En el tuiter y el feisbuc el pelotudo medio, digamos, se zambulle en un espejismo de notoriedad y protagoniza con excitación primeriza un módico pero resarcitorio riálitiyou. 

- ¡La vanidad! ¡El tema es la vanidad!- teoriza con entusiasmo el pelotudo hablando solo.

La vanidad –desarrolla ahora para sus adentros, después de consultar el diccionario- es la arrogancia, la presunción, el envanecimiento, y es también la capacidad de ser vano, o sea hueco, falto de sustancia… hueco y también inútil. La vanidad –arriesga el pelotudo- es un rasgo de la condición humana y, entonces, del pelotudo medio. Ok: que nadie se haga el cancherito/superado/limpio de culpa y cargo porque la vanidad es un bicho que todos llevamos adentro, se ataja, pero advierte: el pelotón de pelotudos se divide en los que pueden reprimirla y los que no -aunque para reprimirla primero hay que despreciarla, identificarla como un rasgo patético, grotesco, y ahí está una división anterior, que aparta a los que ni siquiera se dan cuenta y entonces lejos, a años luz de reprimirla.

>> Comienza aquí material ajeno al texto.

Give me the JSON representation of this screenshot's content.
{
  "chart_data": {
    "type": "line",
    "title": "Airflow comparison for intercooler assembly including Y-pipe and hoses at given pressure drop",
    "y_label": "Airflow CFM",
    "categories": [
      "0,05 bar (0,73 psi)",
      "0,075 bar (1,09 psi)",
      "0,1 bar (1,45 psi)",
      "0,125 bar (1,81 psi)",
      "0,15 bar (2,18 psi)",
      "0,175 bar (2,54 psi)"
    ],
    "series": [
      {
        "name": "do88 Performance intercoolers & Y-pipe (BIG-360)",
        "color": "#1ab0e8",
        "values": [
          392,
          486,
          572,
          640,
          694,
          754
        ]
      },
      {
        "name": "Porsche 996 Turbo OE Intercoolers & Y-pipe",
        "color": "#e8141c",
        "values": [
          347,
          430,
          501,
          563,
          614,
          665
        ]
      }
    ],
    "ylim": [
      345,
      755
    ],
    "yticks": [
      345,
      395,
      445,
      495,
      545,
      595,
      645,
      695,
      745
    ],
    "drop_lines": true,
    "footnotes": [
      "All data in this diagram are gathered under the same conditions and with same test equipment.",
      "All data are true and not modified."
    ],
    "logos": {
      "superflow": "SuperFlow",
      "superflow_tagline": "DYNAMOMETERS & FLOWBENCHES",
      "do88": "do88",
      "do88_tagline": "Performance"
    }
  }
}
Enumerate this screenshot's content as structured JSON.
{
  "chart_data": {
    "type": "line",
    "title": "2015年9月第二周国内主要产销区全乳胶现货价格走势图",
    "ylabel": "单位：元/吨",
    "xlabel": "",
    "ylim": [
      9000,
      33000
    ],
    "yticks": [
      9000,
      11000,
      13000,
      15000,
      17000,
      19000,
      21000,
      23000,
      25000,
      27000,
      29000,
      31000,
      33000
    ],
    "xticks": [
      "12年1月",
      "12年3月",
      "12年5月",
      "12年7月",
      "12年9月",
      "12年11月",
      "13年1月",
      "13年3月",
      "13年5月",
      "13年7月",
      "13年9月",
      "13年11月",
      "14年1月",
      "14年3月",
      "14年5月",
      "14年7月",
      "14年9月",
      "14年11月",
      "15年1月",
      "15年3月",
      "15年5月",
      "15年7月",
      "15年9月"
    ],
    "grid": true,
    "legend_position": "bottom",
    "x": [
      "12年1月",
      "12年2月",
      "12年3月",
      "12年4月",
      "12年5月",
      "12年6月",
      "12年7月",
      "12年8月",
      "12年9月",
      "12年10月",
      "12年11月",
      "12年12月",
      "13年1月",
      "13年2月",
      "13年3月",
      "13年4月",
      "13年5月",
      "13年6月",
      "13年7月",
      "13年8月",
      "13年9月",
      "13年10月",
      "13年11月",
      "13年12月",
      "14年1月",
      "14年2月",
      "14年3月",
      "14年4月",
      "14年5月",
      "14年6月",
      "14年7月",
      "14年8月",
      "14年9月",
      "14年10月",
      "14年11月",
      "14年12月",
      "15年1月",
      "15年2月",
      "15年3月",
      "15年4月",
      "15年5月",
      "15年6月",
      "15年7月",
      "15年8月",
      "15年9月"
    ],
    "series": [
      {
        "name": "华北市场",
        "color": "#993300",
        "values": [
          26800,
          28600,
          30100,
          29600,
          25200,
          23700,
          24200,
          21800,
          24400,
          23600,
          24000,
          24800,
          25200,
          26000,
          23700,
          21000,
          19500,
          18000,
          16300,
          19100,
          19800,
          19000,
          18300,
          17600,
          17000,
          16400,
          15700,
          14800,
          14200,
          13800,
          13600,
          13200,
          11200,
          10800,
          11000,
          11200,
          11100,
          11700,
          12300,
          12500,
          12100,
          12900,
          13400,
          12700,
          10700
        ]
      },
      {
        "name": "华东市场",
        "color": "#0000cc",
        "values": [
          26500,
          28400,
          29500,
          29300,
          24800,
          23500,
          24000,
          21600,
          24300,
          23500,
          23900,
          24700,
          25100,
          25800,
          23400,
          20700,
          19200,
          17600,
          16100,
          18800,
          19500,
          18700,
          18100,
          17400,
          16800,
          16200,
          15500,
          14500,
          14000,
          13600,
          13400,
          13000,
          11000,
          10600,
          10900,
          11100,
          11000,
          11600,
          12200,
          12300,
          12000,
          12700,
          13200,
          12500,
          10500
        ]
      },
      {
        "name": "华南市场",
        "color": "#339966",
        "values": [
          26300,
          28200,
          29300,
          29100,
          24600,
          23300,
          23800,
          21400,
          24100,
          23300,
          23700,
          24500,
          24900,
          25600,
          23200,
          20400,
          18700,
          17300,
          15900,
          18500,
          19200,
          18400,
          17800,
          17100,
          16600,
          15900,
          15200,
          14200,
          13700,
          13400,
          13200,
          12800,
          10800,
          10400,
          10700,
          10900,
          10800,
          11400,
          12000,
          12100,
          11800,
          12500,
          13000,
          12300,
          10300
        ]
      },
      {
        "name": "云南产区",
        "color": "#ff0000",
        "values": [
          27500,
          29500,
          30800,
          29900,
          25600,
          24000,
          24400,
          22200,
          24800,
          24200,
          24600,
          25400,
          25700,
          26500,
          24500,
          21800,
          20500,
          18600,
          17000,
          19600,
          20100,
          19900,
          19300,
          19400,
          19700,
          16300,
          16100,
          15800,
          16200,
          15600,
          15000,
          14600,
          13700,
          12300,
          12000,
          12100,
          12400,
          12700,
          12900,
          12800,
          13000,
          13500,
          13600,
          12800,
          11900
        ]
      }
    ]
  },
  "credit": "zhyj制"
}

El pelotudo cree, por ejemplo, que en el universo de pelotudos están de un lado los pelotudos que reciben premios y del otro, los que no. Que está el pelotudo que se gana una nominación al Martín Fierro y se compra –o alquila- un esmoquin pensando que es Brad Pitt que va a la entrega de los oscares del brazo de Angelina Jolie y va y se saca fotos en la alfombra roja –que está medio ajada y medio arqueada y por ahí hasta se tropieza en cámara, el pelotudo- y después gana el pinche premio y llora como un marrano y sube al escenario y saca un papelito –o sea que antes escribió el papelito- y, moqueando, dice que le dedica el premio a Mati y a Pili, que son sus soles, y a Tito y Chola, que lo apoyaron siempre. Y el pelotudo vuelve a no entender qué chingado cuadro de alienación empuja al premiado a pifiarle tan feo a la valoración de su persona como para suponer –estar convencido, en realidad- que su amor filial por sus soles Mati y Pili y su gratitud para con Tito y Chola, o sea dos materias de su más íntima esfera privada, pueden perforar las paredes del interés doméstico y constituir un asunto de interés público que merezca ser ventilado… ¡¡¡por la televisión nacional!!!

El pelotudo está cansado de no entender. Igual cree que, por más que no entienda, está buena su inquietud por estos temas de la vida moderna. Es más: cree que alguien debería publicar sus devaneos. Capaz que empieza por feisbuc. Sí, por ahí pone todo esto en feisbuc. A muchos, cree –está casi seguro- les va a interesar. Me gusta, van a poner, seguro.